I was able to attend an event at the Walt Disney Studios in Burbank and spend the day in the Roy E Disney Animation Building (the one with the sorcerer hat pictured above). We started the day off with a screening of “Feast”. This will be the short accompanying “Big Hero 6” in theaters starting November 7, 2014.
The film shows the evolution of one man’s (James) romance with a woman (Kirby) through the eyes of their dog (Winston) in a series of short scenes covering several years in the 6 minutes of the film. The short’s director Patrick Osborne chose a different path to sharing this story. He based the shots on a technique that was inspired by his use of the 1 Second Everyday app. This application takes a second of video and then stitches it together to create a film of your experiences. Patrick used it to catalog his life by looking at the meals he ate each day. This led to the basic structure of “Feast”. As the title, “Feast”, implies food and meal situations are a key component. They are the setting and activity that the film revolves around.
“Feast” is the first short of a new program within Walt Disney Animation Studios to pitch and create shorts. As part of this program anyone at the Studios is invited to pitch to the studio’s creative brain trust, made up of the studio’s directors, story leads and John Lasseter. The team then picks the one to go into development. This is Patrick Osborne’s first time as director but not the first short he has worked on. He was the head of Animation on “Paperman”. He was also the co-head of animation on “Big Hero 6” prior to departing to direct this short.

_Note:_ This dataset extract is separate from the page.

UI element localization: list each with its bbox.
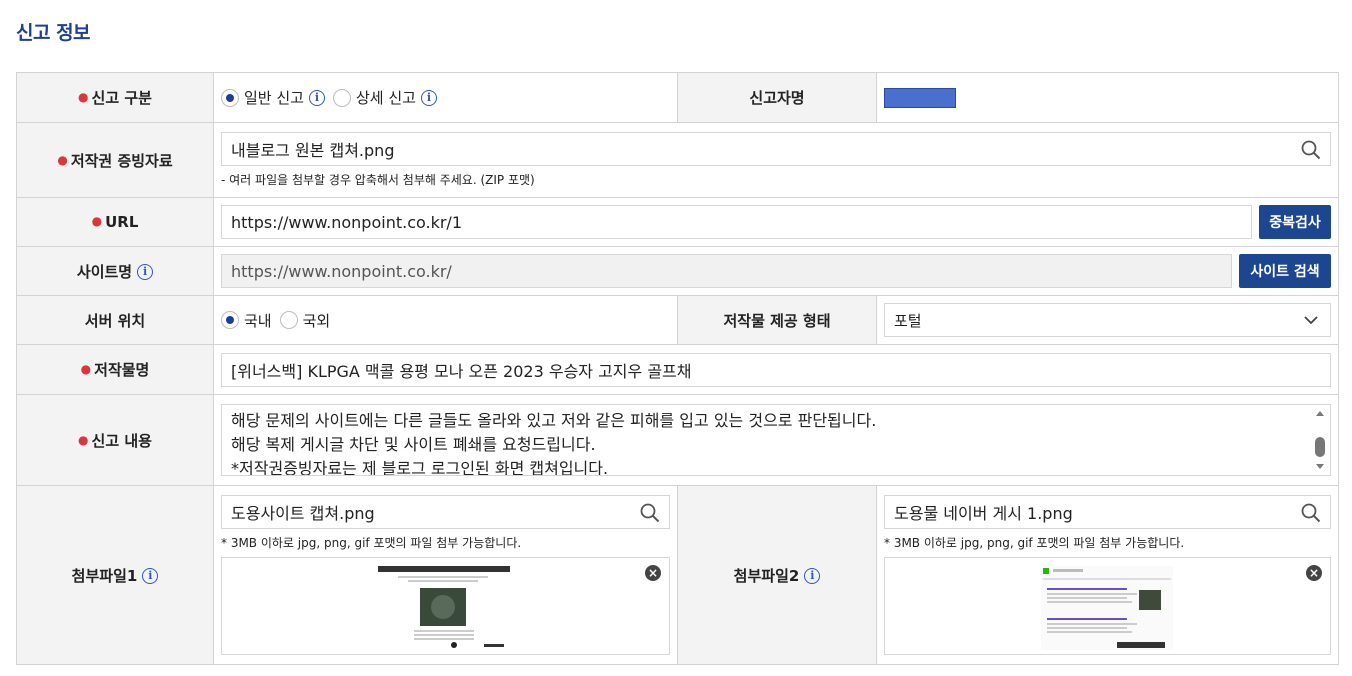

In addition to this new program Patrick talked about the process to bring the short to the big screen, including the compressed time frame, about 18 months, and the many hats the director of a short wears while ushering it through the development process. He said that as soon as it was given the green light he was tossed into story development and they flushed out the story, taking his initial concept and visuals and turning it into the first treatment. Then they established the look of the film. The team started with traditional drawings then migrated to CG tests to achieve the look he wanted. Next up was shot production. One aspect that he highlighted here that interested me is the use of current technology – as they review the dailies they can annotate directly onto the frames as they are meeting. No more need for interpretation and writing it all down and you can leave visual notes/drawings as well as text directly on each frame/sequence you want to reference. The software handles everything and when he or the animators returned to their desks they could call up the footage and notes.
I found “Feast” to be very entertaining. In the span of six minutes with very little screen time devoted to the human characters, you will be taken on a roller coaster ride of human emotion and relationships as seen from Winston’s perspective. The short’s style and format goes in a different direction than traditional animation with the look, feel, shot selection and pacing giving it a unique feel that works well. Be sure to arrive on time for Big Hero 6 so you do not miss “Feast”. It’s worth seeing.